In diesem Jahr wird der Traditionszug an zehn Wochenenden fahren. Höhepunkte sind die Fahrten zum Karl-May-Fest im Lößnitzgrund im Mai sowie die Mitwirkung am Schmalspurbahn-Festival im September. Anschließend im Oktober plant der Verein einen „Tag der offenen Tür“ in seiner Betriebsstelle im Radeburger Bahnhof mit Lokschuppenbesichtigung und Draisinenmitfahrten – beispielsweise mit der SKL Bauart „Oberdittmannsdorf“, einem historisch wertvollen Einzelstück.

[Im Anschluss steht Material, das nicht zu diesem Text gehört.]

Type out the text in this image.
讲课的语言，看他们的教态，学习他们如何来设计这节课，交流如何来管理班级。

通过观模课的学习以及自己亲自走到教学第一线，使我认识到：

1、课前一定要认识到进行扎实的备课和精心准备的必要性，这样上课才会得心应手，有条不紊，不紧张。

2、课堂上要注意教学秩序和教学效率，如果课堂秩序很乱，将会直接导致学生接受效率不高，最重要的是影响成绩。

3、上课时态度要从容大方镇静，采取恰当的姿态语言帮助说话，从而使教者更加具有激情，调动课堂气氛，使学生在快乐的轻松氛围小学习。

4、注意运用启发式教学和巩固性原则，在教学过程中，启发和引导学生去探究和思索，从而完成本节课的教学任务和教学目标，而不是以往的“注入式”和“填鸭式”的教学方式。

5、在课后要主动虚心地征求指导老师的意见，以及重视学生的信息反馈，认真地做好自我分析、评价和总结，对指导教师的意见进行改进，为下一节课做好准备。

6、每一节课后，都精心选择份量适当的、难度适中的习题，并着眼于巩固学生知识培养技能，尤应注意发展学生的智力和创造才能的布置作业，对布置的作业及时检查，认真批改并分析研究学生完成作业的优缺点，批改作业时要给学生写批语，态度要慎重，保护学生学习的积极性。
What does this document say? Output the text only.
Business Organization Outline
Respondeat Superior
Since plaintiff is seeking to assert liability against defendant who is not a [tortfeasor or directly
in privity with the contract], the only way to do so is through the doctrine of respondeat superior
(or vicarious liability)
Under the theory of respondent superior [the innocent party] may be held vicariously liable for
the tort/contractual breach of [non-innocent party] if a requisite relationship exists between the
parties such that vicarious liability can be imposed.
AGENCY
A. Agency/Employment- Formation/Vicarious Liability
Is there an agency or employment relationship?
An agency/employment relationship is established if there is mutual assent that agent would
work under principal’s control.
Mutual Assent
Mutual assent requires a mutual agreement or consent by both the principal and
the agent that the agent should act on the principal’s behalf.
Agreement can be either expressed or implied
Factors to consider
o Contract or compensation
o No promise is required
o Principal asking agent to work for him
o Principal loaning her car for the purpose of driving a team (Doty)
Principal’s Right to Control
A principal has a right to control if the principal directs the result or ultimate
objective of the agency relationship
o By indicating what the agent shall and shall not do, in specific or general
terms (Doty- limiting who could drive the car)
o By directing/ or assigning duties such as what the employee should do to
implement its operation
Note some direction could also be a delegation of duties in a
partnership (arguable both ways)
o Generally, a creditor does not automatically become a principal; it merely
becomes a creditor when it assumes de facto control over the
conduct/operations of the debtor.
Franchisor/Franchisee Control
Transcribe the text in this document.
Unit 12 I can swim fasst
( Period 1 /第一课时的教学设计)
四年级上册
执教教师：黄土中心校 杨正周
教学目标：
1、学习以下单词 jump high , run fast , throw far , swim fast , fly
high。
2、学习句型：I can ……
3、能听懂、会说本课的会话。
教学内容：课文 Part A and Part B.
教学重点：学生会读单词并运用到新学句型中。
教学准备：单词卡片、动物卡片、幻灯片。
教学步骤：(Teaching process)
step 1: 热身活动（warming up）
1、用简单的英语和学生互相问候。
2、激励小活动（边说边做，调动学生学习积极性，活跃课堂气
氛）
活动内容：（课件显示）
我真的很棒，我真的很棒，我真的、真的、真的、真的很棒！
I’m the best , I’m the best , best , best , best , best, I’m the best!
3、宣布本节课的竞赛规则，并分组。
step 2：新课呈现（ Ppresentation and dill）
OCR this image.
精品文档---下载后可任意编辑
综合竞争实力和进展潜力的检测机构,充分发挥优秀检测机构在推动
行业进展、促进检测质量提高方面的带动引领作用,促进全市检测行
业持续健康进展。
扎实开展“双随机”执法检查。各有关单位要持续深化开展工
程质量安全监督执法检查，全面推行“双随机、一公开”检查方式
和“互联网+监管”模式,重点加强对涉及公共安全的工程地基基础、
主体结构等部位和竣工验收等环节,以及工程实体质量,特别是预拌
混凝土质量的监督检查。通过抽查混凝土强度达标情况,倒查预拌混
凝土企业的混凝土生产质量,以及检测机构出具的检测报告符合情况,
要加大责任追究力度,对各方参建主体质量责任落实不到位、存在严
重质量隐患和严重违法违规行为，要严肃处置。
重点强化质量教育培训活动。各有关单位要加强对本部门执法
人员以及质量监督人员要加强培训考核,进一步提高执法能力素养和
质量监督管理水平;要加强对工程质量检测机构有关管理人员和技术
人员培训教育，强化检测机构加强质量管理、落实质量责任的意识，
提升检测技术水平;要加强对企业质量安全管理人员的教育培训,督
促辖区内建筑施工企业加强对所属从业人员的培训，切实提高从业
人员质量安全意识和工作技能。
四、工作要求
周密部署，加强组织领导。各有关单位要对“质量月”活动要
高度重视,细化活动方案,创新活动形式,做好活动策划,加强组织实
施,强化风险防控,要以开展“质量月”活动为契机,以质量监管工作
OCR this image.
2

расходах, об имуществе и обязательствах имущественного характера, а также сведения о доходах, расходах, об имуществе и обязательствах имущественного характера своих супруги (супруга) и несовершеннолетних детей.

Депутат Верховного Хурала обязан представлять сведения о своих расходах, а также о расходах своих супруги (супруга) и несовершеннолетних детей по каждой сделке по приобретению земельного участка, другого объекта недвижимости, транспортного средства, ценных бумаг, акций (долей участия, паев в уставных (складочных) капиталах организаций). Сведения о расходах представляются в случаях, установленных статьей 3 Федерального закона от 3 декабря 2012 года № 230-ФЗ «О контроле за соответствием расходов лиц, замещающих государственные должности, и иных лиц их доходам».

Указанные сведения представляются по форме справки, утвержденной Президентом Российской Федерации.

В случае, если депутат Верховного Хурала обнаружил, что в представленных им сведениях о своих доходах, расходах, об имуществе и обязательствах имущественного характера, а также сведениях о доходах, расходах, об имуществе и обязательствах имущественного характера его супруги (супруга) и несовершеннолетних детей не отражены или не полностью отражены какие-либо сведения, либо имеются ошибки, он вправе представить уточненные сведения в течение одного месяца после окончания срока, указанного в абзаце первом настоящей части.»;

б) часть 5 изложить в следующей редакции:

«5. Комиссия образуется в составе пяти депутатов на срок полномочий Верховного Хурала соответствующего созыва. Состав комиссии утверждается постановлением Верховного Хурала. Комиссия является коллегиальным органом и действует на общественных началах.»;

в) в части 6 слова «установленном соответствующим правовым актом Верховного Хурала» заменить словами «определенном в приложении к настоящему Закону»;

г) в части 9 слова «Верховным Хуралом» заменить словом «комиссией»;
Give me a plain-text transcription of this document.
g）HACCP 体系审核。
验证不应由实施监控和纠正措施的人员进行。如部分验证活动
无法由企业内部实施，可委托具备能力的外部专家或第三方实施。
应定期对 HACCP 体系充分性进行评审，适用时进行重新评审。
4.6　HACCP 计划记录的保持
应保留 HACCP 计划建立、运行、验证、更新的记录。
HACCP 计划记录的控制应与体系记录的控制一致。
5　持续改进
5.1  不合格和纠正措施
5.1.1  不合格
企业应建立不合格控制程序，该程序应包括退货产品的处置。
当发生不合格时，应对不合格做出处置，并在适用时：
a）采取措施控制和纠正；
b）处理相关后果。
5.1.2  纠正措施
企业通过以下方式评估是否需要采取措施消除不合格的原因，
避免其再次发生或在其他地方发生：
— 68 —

Bei den Traditionsfahrten kommt der zweiachsige Personenwagen 235K zum Einsatz. „Er ist einer von ganz wenigen erhaltenen seiner Art aus der Anfangszeit der sächsischen Schmalspurbahngeschichte und wurde in den letzten Jahren aufwändig von der IG Verkehrsgeschichte Wilsdruff aufgearbeitet“, berichtete der Traditionsbahnverein, dessen Mitglieder derzeit selbst in ihrer Freizeit in der neuen Werkstatt stehen. Dort sind sie dabei, einen historischen Waggon der IV. Klasse mit Holzbänken zu entkernen und ihn wieder in sein Originalerscheinungsbild zu versetzen. Für den Wiederaufbau bittet der ehrenamtlich arbeitende Verein um Spenden auf folgendes Konto: Sparkasse Meißen; IBAN: DE11 8505 5000 3000 0250 99; BIC: SOLADES1MEI; Verwendungszweck: „Spende Wagen 970-269“.